History of Currency Designs

Change begins again, slowly

 

 
D.C. and Fort Worth plate numbers

The first new change was quite a small one. In early 1991, the BEP's Western Currency Facility, in Fort Worth, Texas, began to print currency (prior to this, all currency production had taken place in Washington, D.C.). Two small features distinguished notes printed at Fort Worth: an "FW" mark was printed near the face plate number, and the back plate number was printed in an enlarged font size. This was the third distinct size used for plate numbers on small-size notes, since the size used for the D.C. plate numbers was still the "macro" size introduced in the 1930s.

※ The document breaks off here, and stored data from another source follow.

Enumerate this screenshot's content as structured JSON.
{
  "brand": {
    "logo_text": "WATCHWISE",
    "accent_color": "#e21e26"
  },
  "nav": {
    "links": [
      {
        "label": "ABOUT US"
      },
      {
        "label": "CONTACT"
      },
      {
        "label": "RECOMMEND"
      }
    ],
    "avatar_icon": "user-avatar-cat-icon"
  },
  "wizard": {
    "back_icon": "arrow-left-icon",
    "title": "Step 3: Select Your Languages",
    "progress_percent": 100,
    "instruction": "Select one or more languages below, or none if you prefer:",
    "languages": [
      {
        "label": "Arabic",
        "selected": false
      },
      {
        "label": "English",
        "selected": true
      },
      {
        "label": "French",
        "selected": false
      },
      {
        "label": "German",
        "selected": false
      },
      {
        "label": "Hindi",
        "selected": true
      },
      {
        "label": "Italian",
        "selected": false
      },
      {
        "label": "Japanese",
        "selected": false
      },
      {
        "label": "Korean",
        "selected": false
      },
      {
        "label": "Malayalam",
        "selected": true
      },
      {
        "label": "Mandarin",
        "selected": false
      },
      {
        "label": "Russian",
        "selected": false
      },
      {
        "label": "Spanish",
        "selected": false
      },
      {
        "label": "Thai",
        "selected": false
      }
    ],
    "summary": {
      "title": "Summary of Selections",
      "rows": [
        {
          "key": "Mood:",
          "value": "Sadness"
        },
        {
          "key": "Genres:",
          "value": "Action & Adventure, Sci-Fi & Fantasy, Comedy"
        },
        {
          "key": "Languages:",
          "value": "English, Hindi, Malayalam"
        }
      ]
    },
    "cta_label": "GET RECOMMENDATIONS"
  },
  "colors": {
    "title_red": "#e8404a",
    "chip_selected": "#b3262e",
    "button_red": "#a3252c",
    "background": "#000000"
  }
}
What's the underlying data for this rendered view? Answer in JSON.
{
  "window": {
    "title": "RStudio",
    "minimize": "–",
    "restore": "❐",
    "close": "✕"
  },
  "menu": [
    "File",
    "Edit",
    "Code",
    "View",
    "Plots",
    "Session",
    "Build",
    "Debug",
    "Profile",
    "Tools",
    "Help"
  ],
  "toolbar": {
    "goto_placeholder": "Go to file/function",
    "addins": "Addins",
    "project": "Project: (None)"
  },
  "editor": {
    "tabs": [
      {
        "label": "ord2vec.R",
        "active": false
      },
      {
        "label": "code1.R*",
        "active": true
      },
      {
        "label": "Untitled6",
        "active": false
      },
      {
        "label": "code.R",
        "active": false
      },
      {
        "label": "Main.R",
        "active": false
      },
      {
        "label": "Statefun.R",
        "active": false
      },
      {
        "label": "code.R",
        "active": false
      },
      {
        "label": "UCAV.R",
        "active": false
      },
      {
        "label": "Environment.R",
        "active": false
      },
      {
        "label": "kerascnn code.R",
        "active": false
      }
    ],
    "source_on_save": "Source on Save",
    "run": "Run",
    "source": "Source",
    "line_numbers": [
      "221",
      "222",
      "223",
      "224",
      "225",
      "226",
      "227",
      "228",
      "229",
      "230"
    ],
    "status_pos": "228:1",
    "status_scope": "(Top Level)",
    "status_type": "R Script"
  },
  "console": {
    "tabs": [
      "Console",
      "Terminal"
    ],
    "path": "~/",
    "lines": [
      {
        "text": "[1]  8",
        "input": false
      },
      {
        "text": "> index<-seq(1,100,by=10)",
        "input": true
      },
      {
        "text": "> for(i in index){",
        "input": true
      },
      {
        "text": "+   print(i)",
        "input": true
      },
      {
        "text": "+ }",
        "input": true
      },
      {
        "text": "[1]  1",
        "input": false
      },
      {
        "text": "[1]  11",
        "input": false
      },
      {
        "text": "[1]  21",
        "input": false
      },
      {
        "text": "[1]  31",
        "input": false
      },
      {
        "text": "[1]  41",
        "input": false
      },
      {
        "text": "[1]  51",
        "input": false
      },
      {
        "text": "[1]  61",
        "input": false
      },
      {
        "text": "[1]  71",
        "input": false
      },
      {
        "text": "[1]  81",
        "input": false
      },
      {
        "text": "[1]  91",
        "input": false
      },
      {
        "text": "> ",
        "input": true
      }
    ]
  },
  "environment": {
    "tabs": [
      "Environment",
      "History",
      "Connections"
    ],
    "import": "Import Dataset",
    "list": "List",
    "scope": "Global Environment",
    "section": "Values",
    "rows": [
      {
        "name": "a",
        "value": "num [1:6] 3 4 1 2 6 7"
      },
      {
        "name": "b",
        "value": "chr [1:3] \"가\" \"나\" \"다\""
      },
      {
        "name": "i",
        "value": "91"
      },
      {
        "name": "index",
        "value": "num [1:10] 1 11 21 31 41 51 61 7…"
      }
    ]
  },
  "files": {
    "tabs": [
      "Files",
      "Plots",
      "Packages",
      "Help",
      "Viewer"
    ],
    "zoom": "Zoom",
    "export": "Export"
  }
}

More significant developments soon followed. The Treasury and the Fed had long been opposed to the idea of making major changes to the currency, feeling that public familiarity with long-established designs was an effective deterrent to counterfeiting. Nevertheless, as technology advanced and counterfeiters became better able to imitate the BEP's genuine article, it became increasingly clear that new, advanced security features would have to be added to the nation's paper money.

The new enhanced currency, dated Series 1990, went into production in 1991, beginning with the $100 denomination. Although it had, at first glance, the same designs as the previous series, two new features had been added. One, a polymer strip embedded in the paper itself, was designed to be visible only when a note was held up to a light source; the strip was printed with the letters "USA" and the denomination (in figures on the $100 and $50, but spelled out on the smaller denominations) repeated along its length, alternately inverted, and was positioned vertically in each note, just to the left of the Fed seal. The other new feature, a row of tiny microprinting around the frame of the central portrait on each note, could be read clearly only under magnification; the words "The United States of America" were repeated several times on each side of the portrait. Neither of these security features could be easily reproduced by low-tech counterfeiters using color copiers or similar widely available equipment. By 1994, all denominations down to the $5 had been produced with the new security features; the $2 and $1, not often targets of counterfeiting, were left unchanged.

Even these enhancements, however, left our currency substantially less advanced than that used by many other nations during the same period. Finally, in 1995, official resistance to change was overcome, and U.S. currency underwent its first complete, systematic overhaul since the introduction of the small-size notes almost seventy years before.